I’m hardly the best when it comes to designing forms with usability in mind, but I came across one today that frustrated me for awhile before I figured it out. While flipping through channels this morning, I saw that Highlander was on. It stuck in my head, so when I got to work I bought “Princes of the Universe” from iTunes. Since I’d recently updated to version 10, the little Genius thing was new. I clicked on the button to enable it, and was greeted by the following form:
(Image lost in the Great Update of 2009)
I put in my email address and clicked continue. Nothing happend–a message to “Please fill out the entire form.” After trying a few times (all unsuccessfully), I finally said “screw Genius” and went back to my normal playlist.
Fast forward 10 hours or so. Now I’m home, and again listening to some music. Thinking it may have just been some weird glitch on my iMac at work, I tried to activate Genius again. Same problem. I think, “Fine, I’ll try my AOL login.” I switch the toggle to the second option and fill in the second field with my AOL username. Another error. Only at this point do I look at it more closely… the second field is the password field!
There’s a good chance I’m just retarded, but I feel like I’m pretty tech-savvy. If I made this mistake, I’m sure others have as well. The issue is that the two radio buttons line up perfectly with the two text fields. If I could boil everything I’ve learned about usability into one single mantra (even if I don’t always follow it myself), it would be: “PEOPLE DON’T READ.” I’m no exception. Because there was a 1:1 correspondence between the two radio buttons (and more importantly, the two logos), my brain made the (incorrect) leap that the first field was for Apple ID and the second field was for your AOL username. I’m no stranger to multi-screen login/verification forms (especially for things with higher security, like bank accounts or apple accounts with purchase power built in), so it didn’t seem weird that it would ask for my username on one screen and the password on another.

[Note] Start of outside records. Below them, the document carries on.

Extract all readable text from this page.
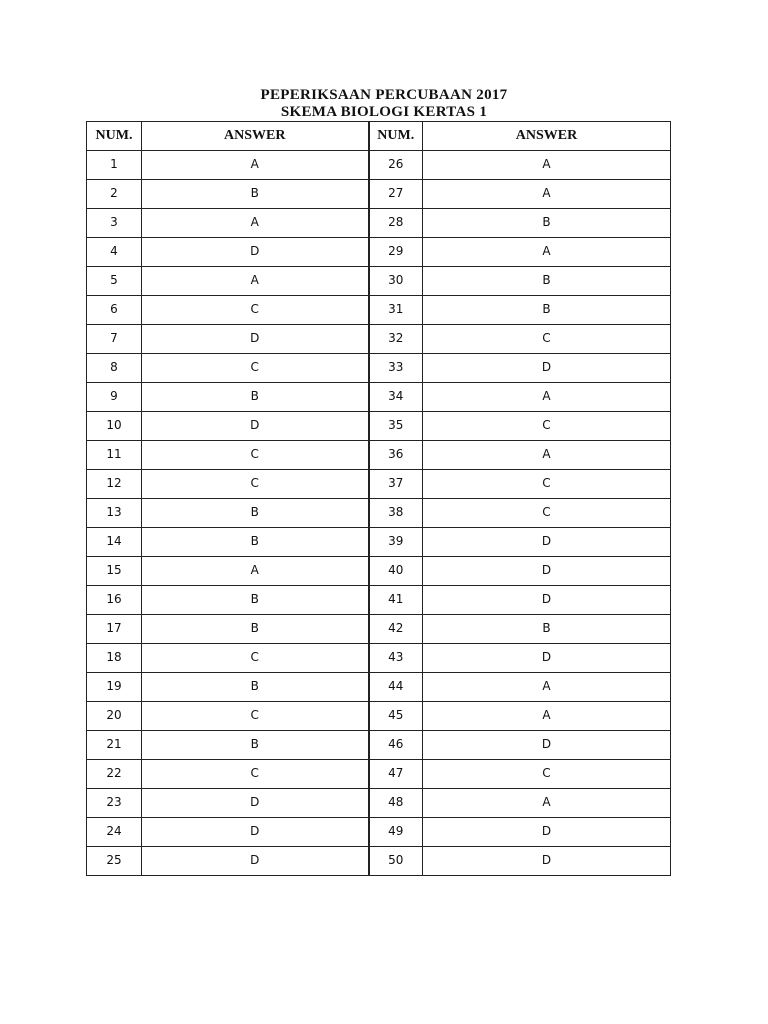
PEPERIKSAAN PERCUBAAN 2017
SKEMA BIOLOGI KERTAS 1
NUM.	ANSWER	NUM.	ANSWER
1	A	26	A
2	B	27	A
3	A	28	B
4	D	29	A
5	A	30	B
6	C	31	B
7	D	32	C
8	C	33	D
9	B	34	A
10	D	35	C
11	C	36	A
12	C	37	C
13	B	38	C
14	B	39	D
15	A	40	D
16	B	41	D
17	B	42	B
18	C	43	D
19	B	44	A
20	C	45	A
21	B	46	D
22	C	47	C
23	D	48	A
24	D	49	D
25	D	50	D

Once I actually read the form and understood what it wanted me to do, it all worked great. What I’m wondering is, though, am I just dumb? Would others actually make this same mistake?

#1 by Aaron H. on 10/17/2008 - 9:45 am
While you may indeed be retarded :), I think the real problem with that form is that there is no reason you should have to choose whether you are using an Apple account or an AOL account. They should know from your credentials which you are. It can’t be too difficult to look at their own list of emails to see if you match and if not try AOL.

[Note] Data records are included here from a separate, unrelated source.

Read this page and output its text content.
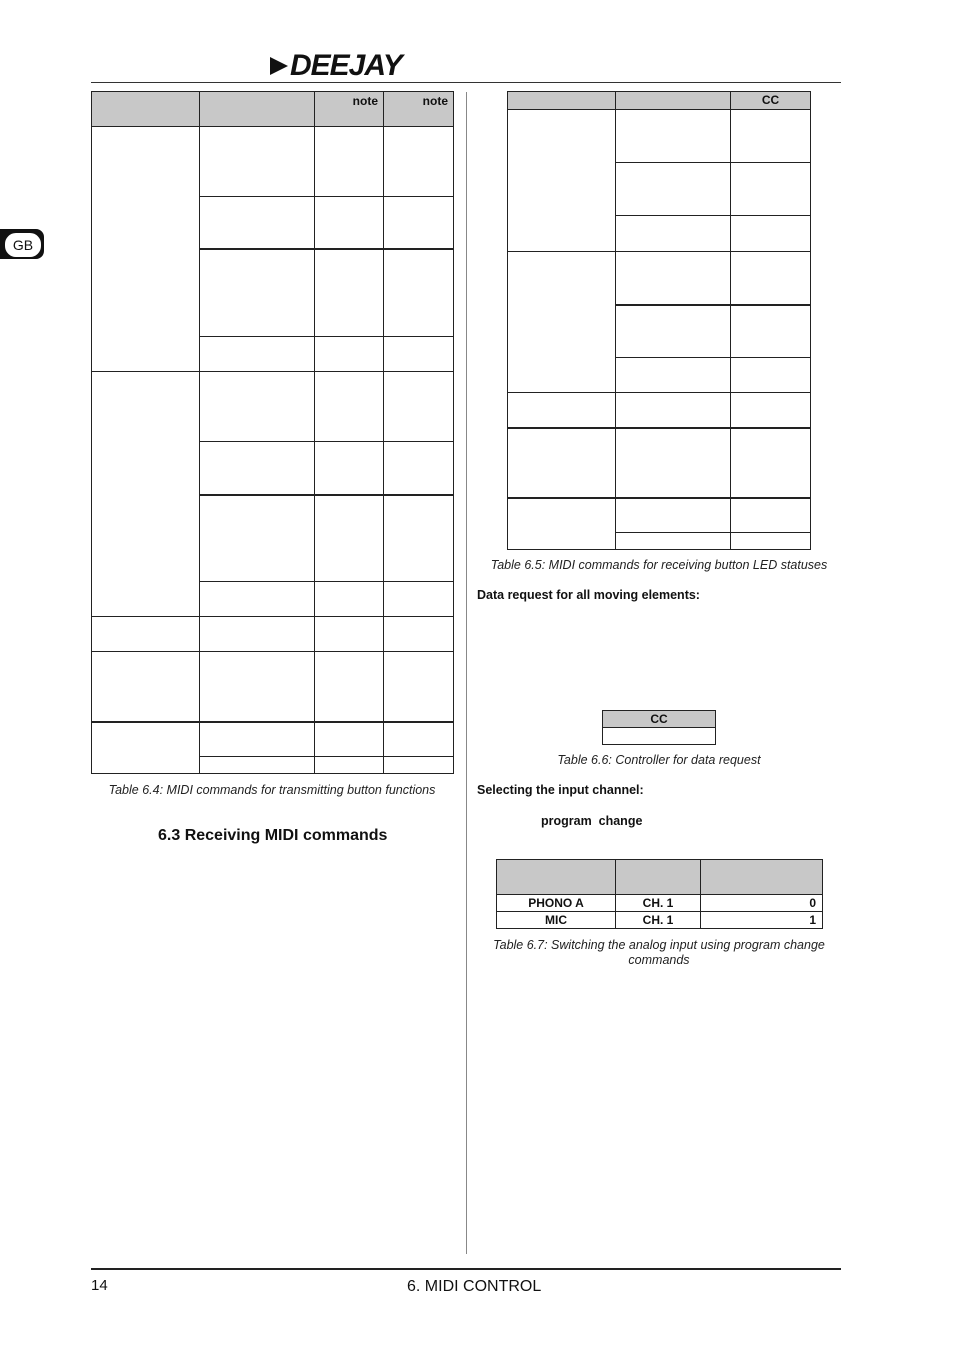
DEEJAY
GB

		note	note

Table 6.4: MIDI commands for transmitting button functions
6.3 Receiving MIDI commands

		CC

Table 6.5: MIDI commands for receiving button LED statuses
Data request for all moving elements:
CC

Table 6.6: Controller for data request
Selecting the input channel:
program  change

PHONO A	CH. 1	0
MIC	CH. 1	1
Table 6.7: Switching the analog input using program change
commands
14	6. MIDI CONTROL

It reminds me of credit card forms that have me say what kind of card I’m using and then the number. Anyone can look at the first number(s) of a credit card to get the type (Visa = 4, MasterCard = 5, Amex =34/37, Discover = 6011, etc.). Why is it important to introduce additional fields that seem to have no purpose beyond increasing the likelihood of an error?

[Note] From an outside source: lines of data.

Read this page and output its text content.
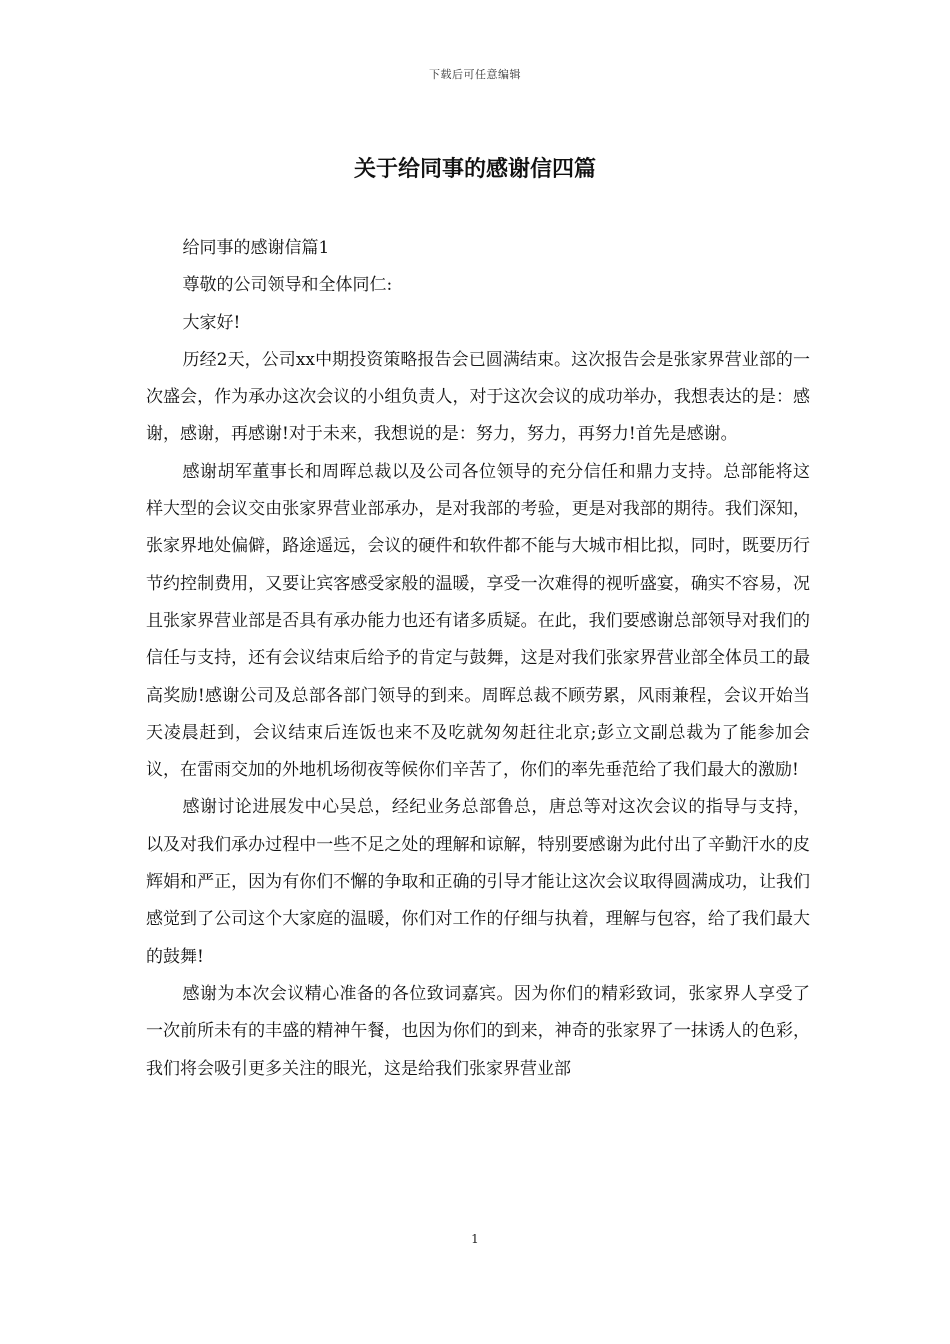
下载后可任意编辑
关于给同事的感谢信四篇

给同事的感谢信篇1

尊敬的公司领导和全体同仁:

大家好!

历经2天，公司xx中期投资策略报告会已圆满结束。这次报告会是张家界营业部的一次盛会，作为承办这次会议的小组负责人，对于这次会议的成功举办，我想表达的是：感谢，感谢，再感谢!对于未来，我想说的是：努力，努力，再努力!首先是感谢。

感谢胡军董事长和周晖总裁以及公司各位领导的充分信任和鼎力支持。总部能将这样大型的会议交由张家界营业部承办，是对我部的考验，更是对我部的期待。我们深知，张家界地处偏僻，路途遥远，会议的硬件和软件都不能与大城市相比拟，同时，既要历行节约控制费用，又要让宾客感受家般的温暖，享受一次难得的视听盛宴，确实不容易，况且张家界营业部是否具有承办能力也还有诸多质疑。在此，我们要感谢总部领导对我们的信任与支持，还有会议结束后给予的肯定与鼓舞，这是对我们张家界营业部全体员工的最高奖励!感谢公司及总部各部门领导的到来。周晖总裁不顾劳累，风雨兼程，会议开始当天凌晨赶到，会议结束后连饭也来不及吃就匆匆赶往北京;彭立文副总裁为了能参加会议，在雷雨交加的外地机场彻夜等候你们辛苦了，你们的率先垂范给了我们最大的激励!

感谢讨论进展发中心吴总，经纪业务总部鲁总，唐总等对这次会议的指导与支持，以及对我们承办过程中一些不足之处的理解和谅解，特别要感谢为此付出了辛勤汗水的皮辉娟和严正，因为有你们不懈的争取和正确的引导才能让这次会议取得圆满成功，让我们感觉到了公司这个大家庭的温暖，你们对工作的仔细与执着，理解与包容，给了我们最大的鼓舞!

感谢为本次会议精心准备的各位致词嘉宾。因为你们的精彩致词，张家界人享受了一次前所未有的丰盛的精神午餐，也因为你们的到来，神奇的张家界了一抹诱人的色彩，我们将会吸引更多关注的眼光，这是给我们张家界营业部

1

#2 by annie on 10/17/2008 - 11:48 am
No, you’re not dumb. I think that every time I have to use that form.
#3 by MindSpray on 05/04/2009 - 3:56 am
You’re retarded. It said sign-in. Since when did signing in consist of just entering your username/e-mail?
#4 by SimianLogic on 05/12/2009 - 11:39 pm
While I did invite insult, you could at least read the rest of the rant:
“I’m no stranger to multi-screen login/verification forms (especially for things with higher security, like bank accounts or apple accounts with purchase power built in), so it didn’t seem weird that it would ask for my username on one screen and the password on another.”